I guess there's one I almost hesitate to mention: the Larghetto of Beethoven's Violin Concerto in D Major… the piece can be unimpressive and boring if performed perfunctorily. But, if close attention is paid (by performers and listeners), it can really come alive with tremendous depth and pathos… a good cadence from the soloist, especially, can help tie it all together. You won't bawl, but a few tears of gratitude can flow with ease.
Also, "O Danny Boy," "O Flower of Scotland" and "Greensleeves."
I don't think it's unmanly to cry – I think beauty, sorrow, etc., should make a noble man cry. That's the question: *what* makes us cry?

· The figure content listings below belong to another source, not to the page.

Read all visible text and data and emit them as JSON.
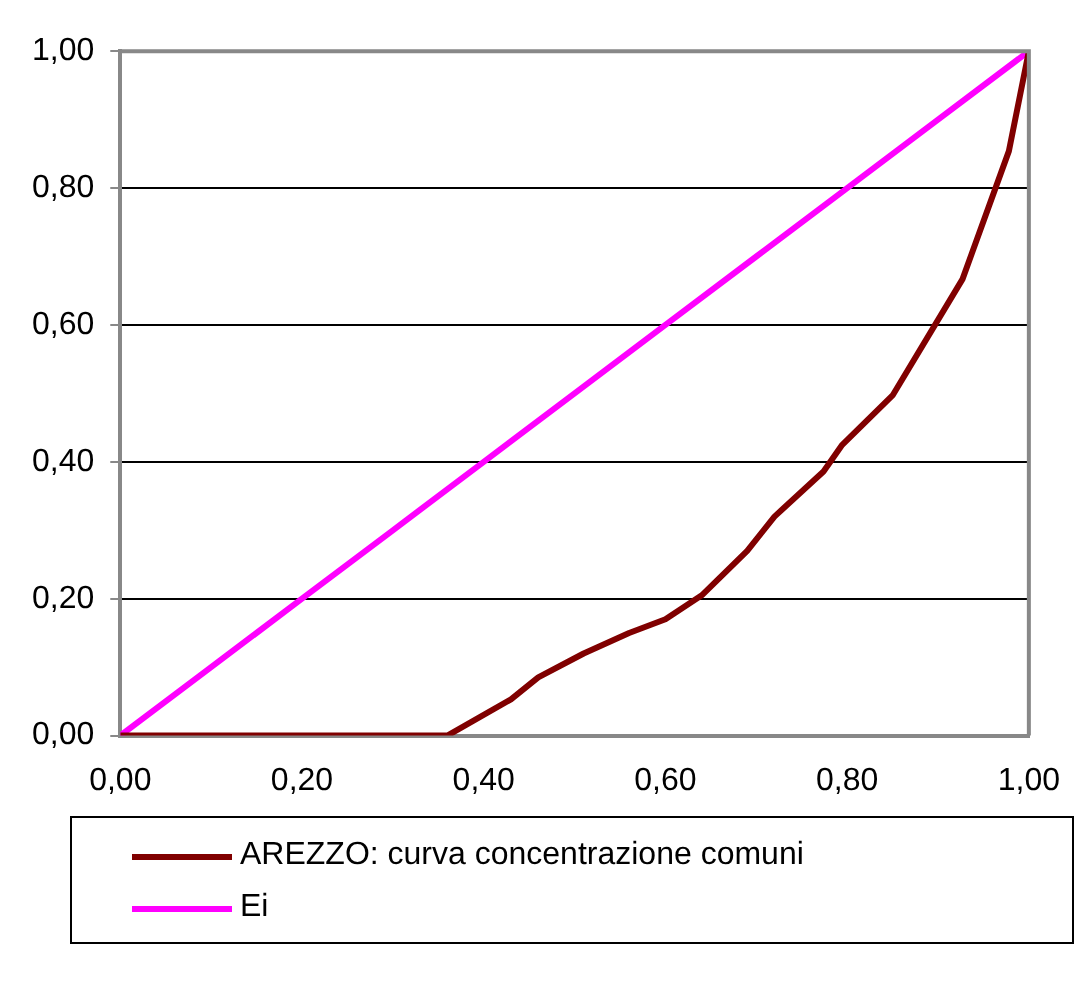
{
  "chart_data": {
    "type": "line",
    "xlim": [
      0,
      1
    ],
    "ylim": [
      0,
      1
    ],
    "xticks": [
      {
        "value": 0,
        "label": "0,00"
      },
      {
        "value": 0.2,
        "label": "0,20"
      },
      {
        "value": 0.4,
        "label": "0,40"
      },
      {
        "value": 0.6,
        "label": "0,60"
      },
      {
        "value": 0.8,
        "label": "0,80"
      },
      {
        "value": 1,
        "label": "1,00"
      }
    ],
    "yticks": [
      {
        "value": 0,
        "label": "0,00"
      },
      {
        "value": 0.2,
        "label": "0,20"
      },
      {
        "value": 0.4,
        "label": "0,40"
      },
      {
        "value": 0.6,
        "label": "0,60"
      },
      {
        "value": 0.8,
        "label": "0,80"
      },
      {
        "value": 1,
        "label": "1,00"
      }
    ],
    "grid": "y",
    "legend": "bottom",
    "marker": "none",
    "line_style": "solid",
    "series": [
      {
        "name": "AREZZO: curva concentrazione comuni",
        "color": "#800000",
        "x": [
          0,
          0.36,
          0.43,
          0.46,
          0.51,
          0.56,
          0.6,
          0.64,
          0.69,
          0.72,
          0.774,
          0.794,
          0.85,
          0.927,
          0.978,
          1
        ],
        "values": [
          0,
          0,
          0.053,
          0.085,
          0.12,
          0.15,
          0.17,
          0.205,
          0.27,
          0.32,
          0.386,
          0.424,
          0.497,
          0.667,
          0.854,
          1
        ]
      },
      {
        "name": "Ei",
        "color": "#ff00ff",
        "x": [
          0,
          0.1,
          0.2,
          0.3,
          0.4,
          0.5,
          0.6,
          0.7,
          0.8,
          0.9,
          1
        ],
        "values": [
          0,
          0.1,
          0.2,
          0.3,
          0.4,
          0.5,
          0.6,
          0.7,
          0.8,
          0.9,
          1
        ]
      }
    ]
  }
}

If lousy pop songs do us in, we are effeminate panty-waists who need to be beaten until tough. If we bawl while Brittany sings that she's no longer a girl, not yet a woman, we should be forced to chew glass until we are no longer wusses, but not yet Navy Seals. But, if a beautiful chant or great piece of music elicits our tears, that actually makes us *more manly* than men who shut themselves off to such sublimity out of fear or ignorance. The father who can't sit and listen to a masterpiece of music, and let his son see him shed a few tears over its greatness, hasn't taught his son how to be a man. Of course, he should teach him how to *not* cry when he's scared, and to be brave enough to stand up for himself, for others and for the good, too. I.e., he should teach his son to cry when that is the noble thing, to not be a wuss at any time, and to keep a stiff upper lip in spite of himself, when that is the noble thing.
September 29, 2010 at 8:01 pm
Backstory: the linked song was my Grandma's favorite. She lived with us my whole life, and when she had her stroke and was in the home, she asked me to play this at her funeral.
Shoot, I'm crying just thinking about it.
http://www.youtube.com/watch?v=yzzqhaLl_8w
September 29, 2010 at 8:15 pm
Ever since 9/11, the third stanza of "America the Beautiful" brings me to tears.
O beautiful for heroes prov'd
In liberating strife,
Who more than self their country loved,
And mercy more than life.
America! America!
May God thy gold refine
Till all success be nobleness,
And ev'ry gain divine.
September 29, 2010 at 8:45 pm
It's funny but no song ever made me cry. My Dad's death did. A good friend who had a really serious asthma attack and died as a result, yeah. But a song? Different strokes, I suppose.